Why now this Artificial Intelligence boom?

Section 2 of Chapter 1 of the book  First contact with DEEP LEARNING, Practical introduction with Keras

John McCarthy coined the term Artificial Intelligence in the 1950s, being one of the founding fathers of Artificial Intelligence along with Marvin Minsky. Also in 1958, Frank Rosenblatt built a prototype neuronal network, which he called the Perceptron. In addition, the key ideas of the Deep Learning neural networks for computer vision were already known in 1989; also the fundamental algorithms of Deep Learning for time series such as LSTM were already developed in 1997, to give some examples. So, why now this Artificial Intelligence boom?

Undoubtedly, the available computing has been the main trigger, as we have already presented in a previous post. However, other factors have contributed to unleashing the potential of Artificial Intelligence and related technologies. Next, we are going to talk about the most important factors that have influenced it.

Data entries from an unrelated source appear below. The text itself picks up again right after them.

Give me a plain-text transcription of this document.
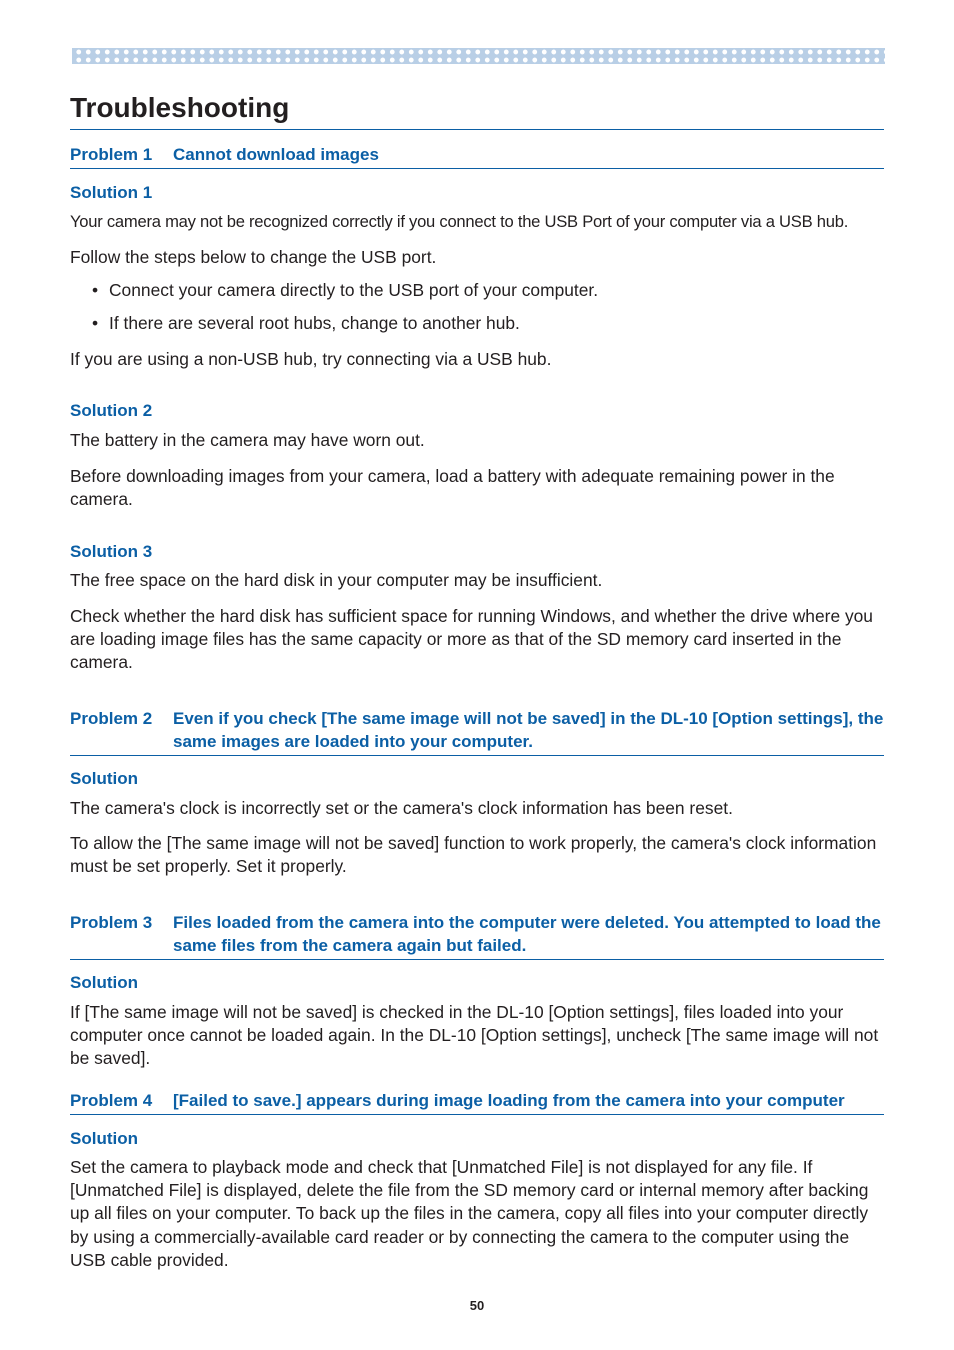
Troubleshooting
Problem 1	Cannot download images
Solution 1
Your camera may not be recognized correctly if you connect to the USB Port of your computer via a USB hub.
Follow the steps below to change the USB port.
• Connect your camera directly to the USB port of your computer.
• If there are several root hubs, change to another hub.
If you are using a non-USB hub, try connecting via a USB hub.
Solution 2
The battery in the camera may have worn out.
Before downloading images from your camera, load a battery with adequate remaining power in the camera.
Solution 3
The free space on the hard disk in your computer may be insufficient.
Check whether the hard disk has sufficient space for running Windows, and whether the drive where you are loading image files has the same capacity or more as that of the SD memory card inserted in the camera.
Problem 2	Even if you check [The same image will not be saved] in the DL-10 [Option settings], the same images are loaded into your computer.
Solution
The camera's clock is incorrectly set or the camera's clock information has been reset.
To allow the [The same image will not be saved] function to work properly, the camera's clock information must be set properly. Set it properly.
Problem 3	Files loaded from the camera into the computer were deleted. You attempted to load the same files from the camera again but failed.
Solution
If [The same image will not be saved] is checked in the DL-10 [Option settings], files loaded into your computer once cannot be loaded again. In the DL-10 [Option settings], uncheck [The same image will not be saved].
Problem 4	[Failed to save.] appears during image loading from the camera into your computer
Solution
Set the camera to playback mode and check that [Unmatched File] is not displayed for any file. If [Unmatched File] is displayed, delete the file from the SD memory card or internal memory after backing up all files on your computer. To back up the files in the camera, copy all files into your computer directly by using a commercially-available card reader or by connecting the camera to the computer using the USB cable provided.
50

The data, the fuel for Artificial Intelligence

Artificial Intelligence requires large datasets for the training of its models but, fortunately, the creation and availability of data has grown exponentially thanks to the enormous decrease in cost and increased the reliability of data generation: digital photos, cheaper and precise sensors, etc. Furthermore, the improvements in storage hardware of recent years, associated with the spectacular advances in technology for its management with NoSQL[8] databases, have allowed having enormous datasets to train Artificial Intelligence models.

Beyond the increases in the availability of data that the advent of the Internet has led to recently, specialized data resources have catalyzed the progress of the area. Many open databases have supported the rapid development of Artificial Intelligence algorithms. An example is the ImageNet[9] database, of which we have already spoken, freely available with more than 10 million images tagged by hand. But what makes ImageNet special is not precisely its size, but the competition that was carried out annually with it, being an excellent way to motivate researchers and engineers.

While in the early years the proposals were based on traditional computer vision algorithms, in 2012 Alex Krizhevsky used a Deep Learning neural network, now known as AlexNet, which reduced the error rate to less than half of what the winner of the previous edition of the competition got. Already in 2015, the winning algorithm rivalled human capabilities, and today Deep Learning algorithms far exceed the error rates in this competition of those who have humans.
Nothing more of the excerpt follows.